TikTok’s parent company ByteDance stepped up its game with a big move into gaming this week -- spending a reported $4 billion to buy Moonton, a Shanghai-based game developer founded by a former Tencent employee.
The deal gives ByteDance a stake in the franchise Mobile Legends.
Relying on advertising to monetize platforms could become passé within the coming year as governments worldwide put laws in place that restrict the ways brands and companies target ads to users across the internet.
ByteDance began buying up small gaming companies in 2017, and “trying to poach developers from rivals,” raising their salary between 30% and 50% if they come on board.
The Financial Times cites three game developers at Tencent and NetEase who said many of their colleagues had been approached by headhunters for ByteDance during the past two years.
Similar to Yahoo’s announcement on Tuesday, ByteDance’s push into gaming will diversify its business model away from advertising and toward ecommerce and other forms of monetization.

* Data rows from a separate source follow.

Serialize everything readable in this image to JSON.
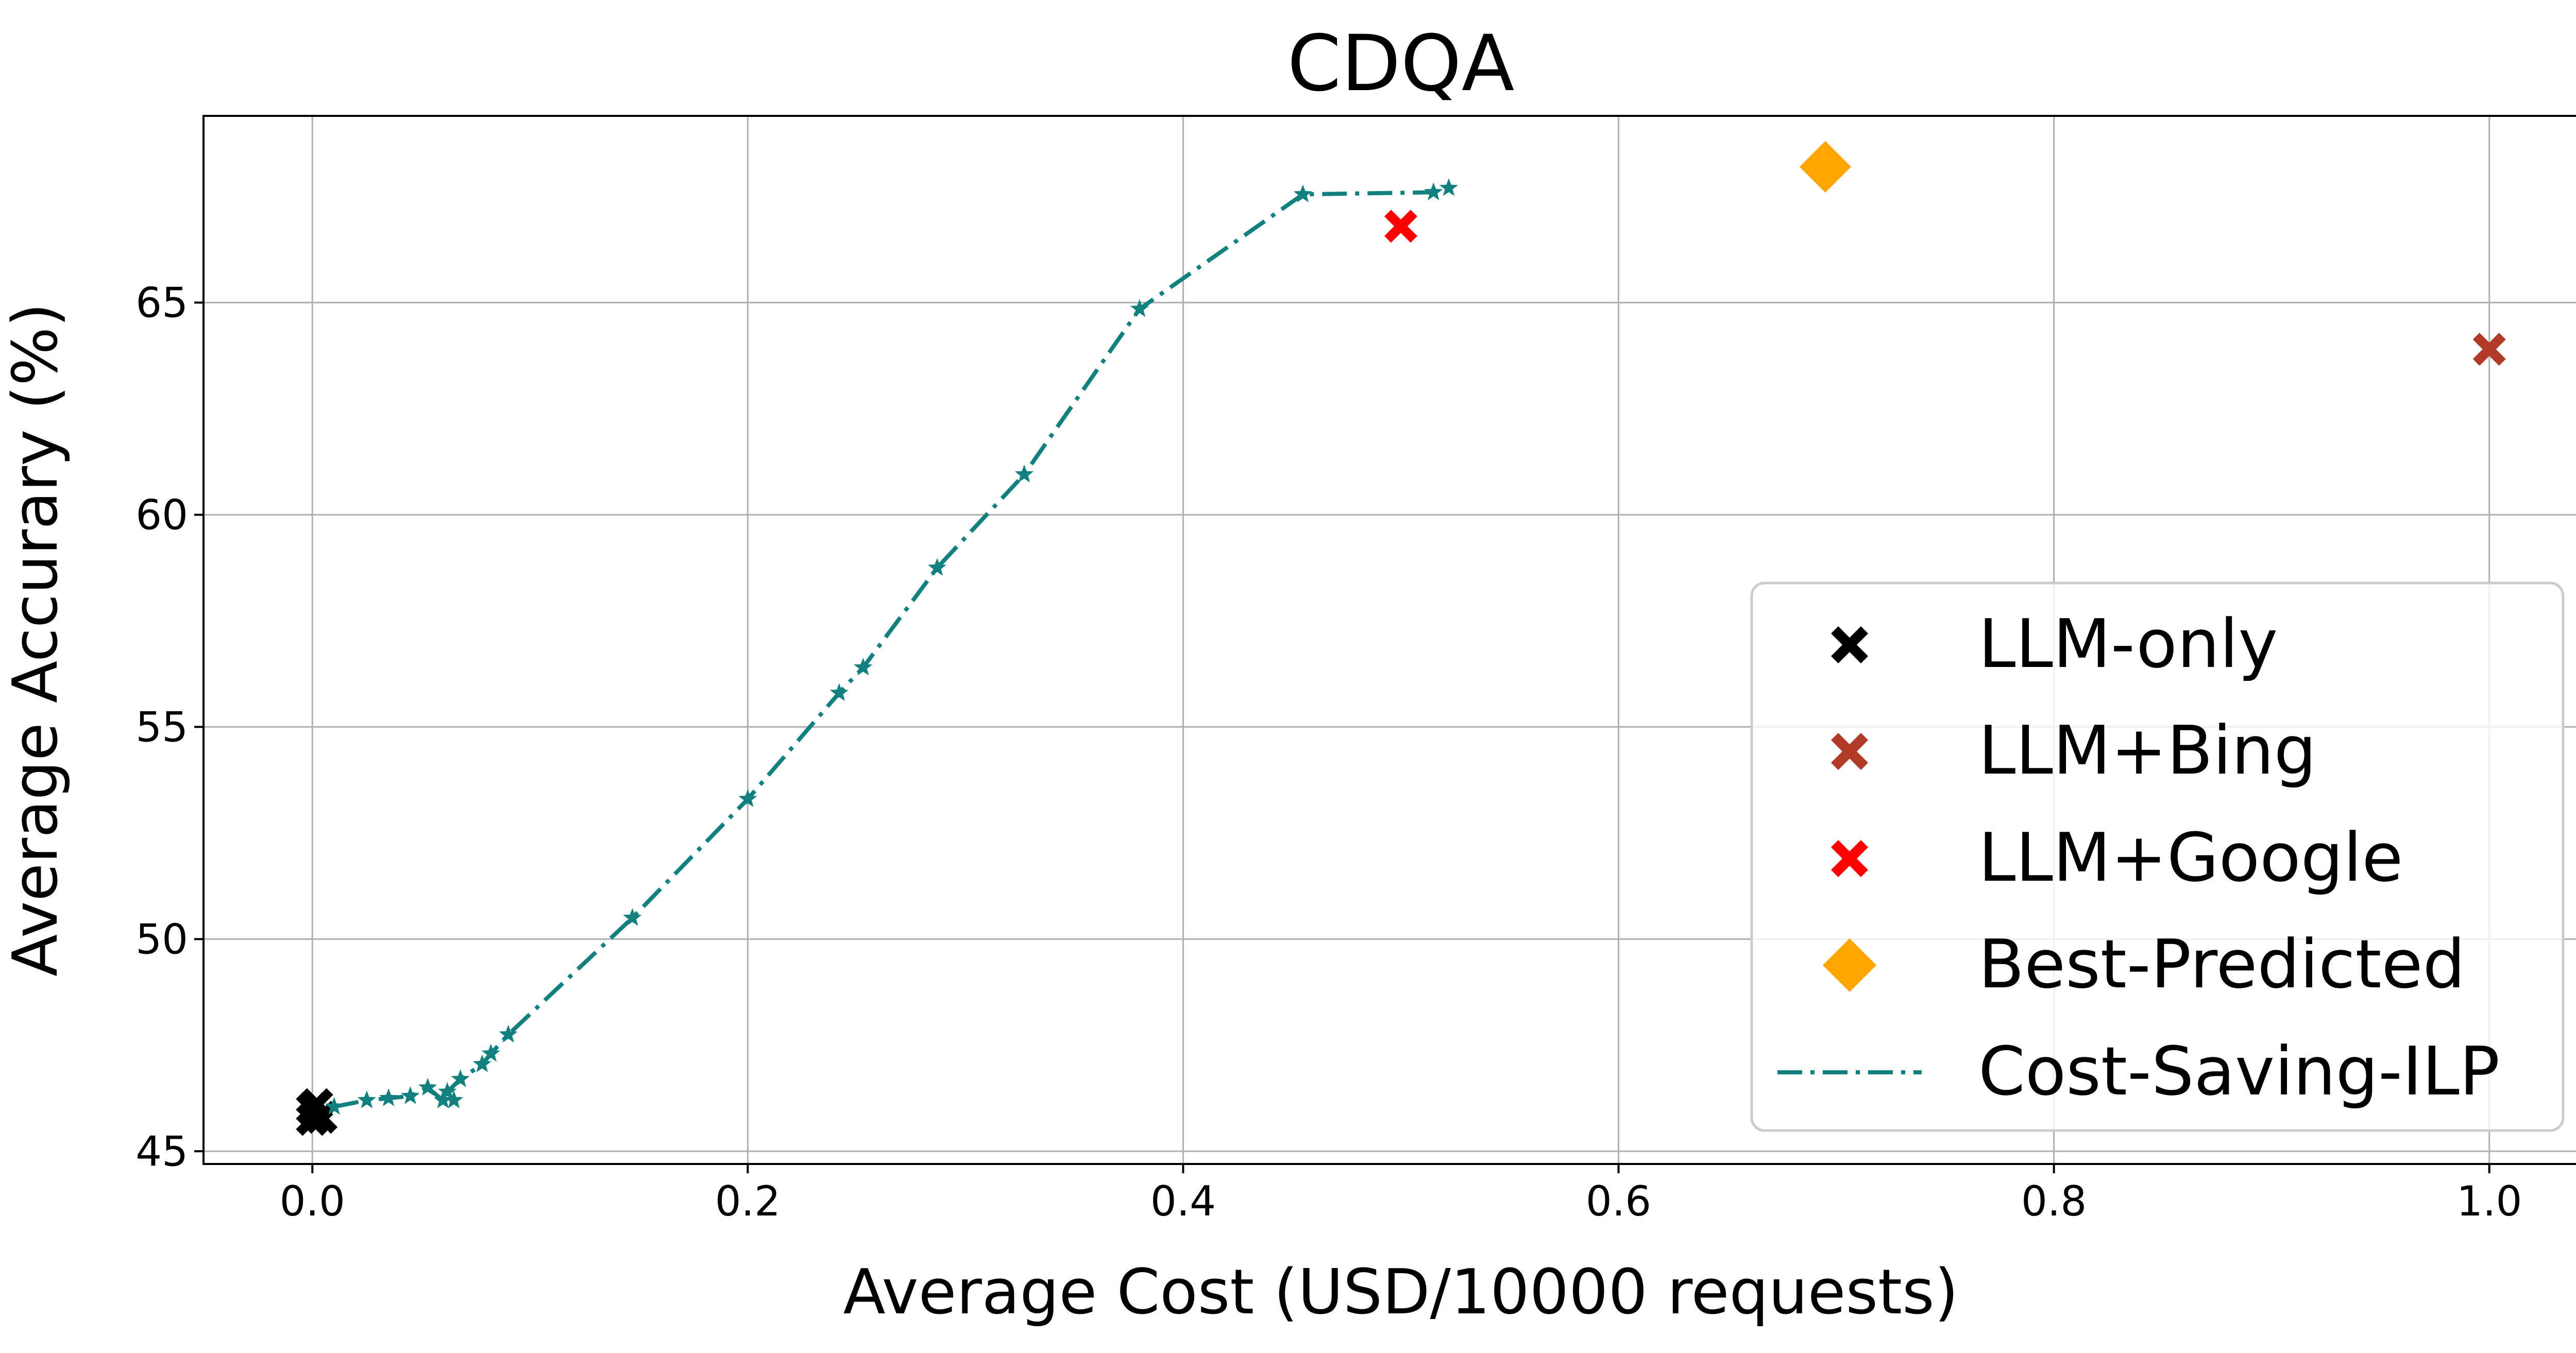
{
  "chart_data": {
    "type": "scatter",
    "title": "CDQA",
    "xlabel": "Average Cost (USD/10000 requests)",
    "ylabel": "Average Accurary (%)",
    "xlim": [
      -0.05,
      1.05
    ],
    "ylim": [
      44.7,
      69.4
    ],
    "xticks": [
      0.0,
      0.2,
      0.4,
      0.6,
      0.8,
      1.0
    ],
    "xtick_labels": [
      "0.0",
      "0.2",
      "0.4",
      "0.6",
      "0.8",
      "1.0"
    ],
    "yticks": [
      45,
      50,
      55,
      60,
      65
    ],
    "ytick_labels": [
      "45",
      "50",
      "55",
      "60",
      "65"
    ],
    "grid": true,
    "legend_position": "lower-right",
    "colors": {
      "llm_only": "#000000",
      "llm_bing": "#b23a28",
      "llm_google": "#ff0000",
      "best_predicted": "#ffa500",
      "ilp": "#138080"
    },
    "series": [
      {
        "name": "LLM-only",
        "kind": "scatter",
        "marker": "x-filled",
        "color_key": "llm_only",
        "points": [
          {
            "x": 0.0,
            "y": 46.0
          },
          {
            "x": 0.004,
            "y": 45.8
          },
          {
            "x": 0.002,
            "y": 46.1
          },
          {
            "x": 0.0,
            "y": 45.75
          }
        ]
      },
      {
        "name": "LLM+Bing",
        "kind": "scatter",
        "marker": "x-filled",
        "color_key": "llm_bing",
        "points": [
          {
            "x": 1.0,
            "y": 63.9
          }
        ]
      },
      {
        "name": "LLM+Google",
        "kind": "scatter",
        "marker": "x-filled",
        "color_key": "llm_google",
        "points": [
          {
            "x": 0.5,
            "y": 66.8
          }
        ]
      },
      {
        "name": "Best-Predicted",
        "kind": "scatter",
        "marker": "diamond",
        "color_key": "best_predicted",
        "points": [
          {
            "x": 0.695,
            "y": 68.2
          }
        ]
      },
      {
        "name": "Cost-Saving-ILP",
        "kind": "line",
        "marker": "star",
        "linestyle": "dashdot",
        "color_key": "ilp",
        "points": [
          {
            "x": 0.01,
            "y": 46.05
          },
          {
            "x": 0.025,
            "y": 46.2
          },
          {
            "x": 0.035,
            "y": 46.25
          },
          {
            "x": 0.045,
            "y": 46.3
          },
          {
            "x": 0.053,
            "y": 46.5
          },
          {
            "x": 0.06,
            "y": 46.2
          },
          {
            "x": 0.065,
            "y": 46.2
          },
          {
            "x": 0.062,
            "y": 46.4
          },
          {
            "x": 0.068,
            "y": 46.7
          },
          {
            "x": 0.078,
            "y": 47.05
          },
          {
            "x": 0.082,
            "y": 47.3
          },
          {
            "x": 0.09,
            "y": 47.75
          },
          {
            "x": 0.147,
            "y": 50.5
          },
          {
            "x": 0.2,
            "y": 53.3
          },
          {
            "x": 0.242,
            "y": 55.8
          },
          {
            "x": 0.253,
            "y": 56.4
          },
          {
            "x": 0.287,
            "y": 58.75
          },
          {
            "x": 0.327,
            "y": 60.95
          },
          {
            "x": 0.38,
            "y": 64.85
          },
          {
            "x": 0.455,
            "y": 67.55
          },
          {
            "x": 0.515,
            "y": 67.6
          },
          {
            "x": 0.522,
            "y": 67.7
          }
        ]
      }
    ]
  }
}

Through Douyin -- the Chinese version of TikTok -- and its other apps, ByteDance has already won 27% of China’s advertising market, according to the Financial Times, citing Founder Securities, which estimates earnings of $17.7 billion in ad revenue in 2019, second only to Alibaba.
The trend of moving companies away from a sole reliance on advertising continues to pick up momentum. Yahoo announced on Tuesday that the company is taking a major step to reimagine its web and mobile experiences.
The redesign ranges from ecommerce and email to search, purchases and news, in an effort to become a major platform by personalizing and monetizing its properties at a time when Google, Facebook and others are pulling back.
Yahoo will facilitate ecommerce transactions for major brands like Rebecca Minkoff and retailers such as Walmart.
While tests are being conducted to serve premium display ads, the strategy shifts to integrating ways to monetize Yahoo’s platforms through other means such as content and services rather than relying on native and display advertising, as well search content and ads through its partnership with Microsoft Advertising.
The world of online gaming, however, is filled with highly sophisticated competitors, from Amazon’s Twitch to Microsoft’s Xbox Game Pass, as well as the Facebook Gaming app and Google’s Stadia.
Another challenge in the U.S. is that consumer spending on video games slowed last week as government stimulus checks began arriving in bank accounts.
Colin Sebastian, senior research analyst at R.W. Baird, wrote in a research note published Wednesday that video-game spending fell 10% last year, year-over-year, pulling back from an 18% jump in the prior year. Last year, spending rose 82% compared with 2019 totals.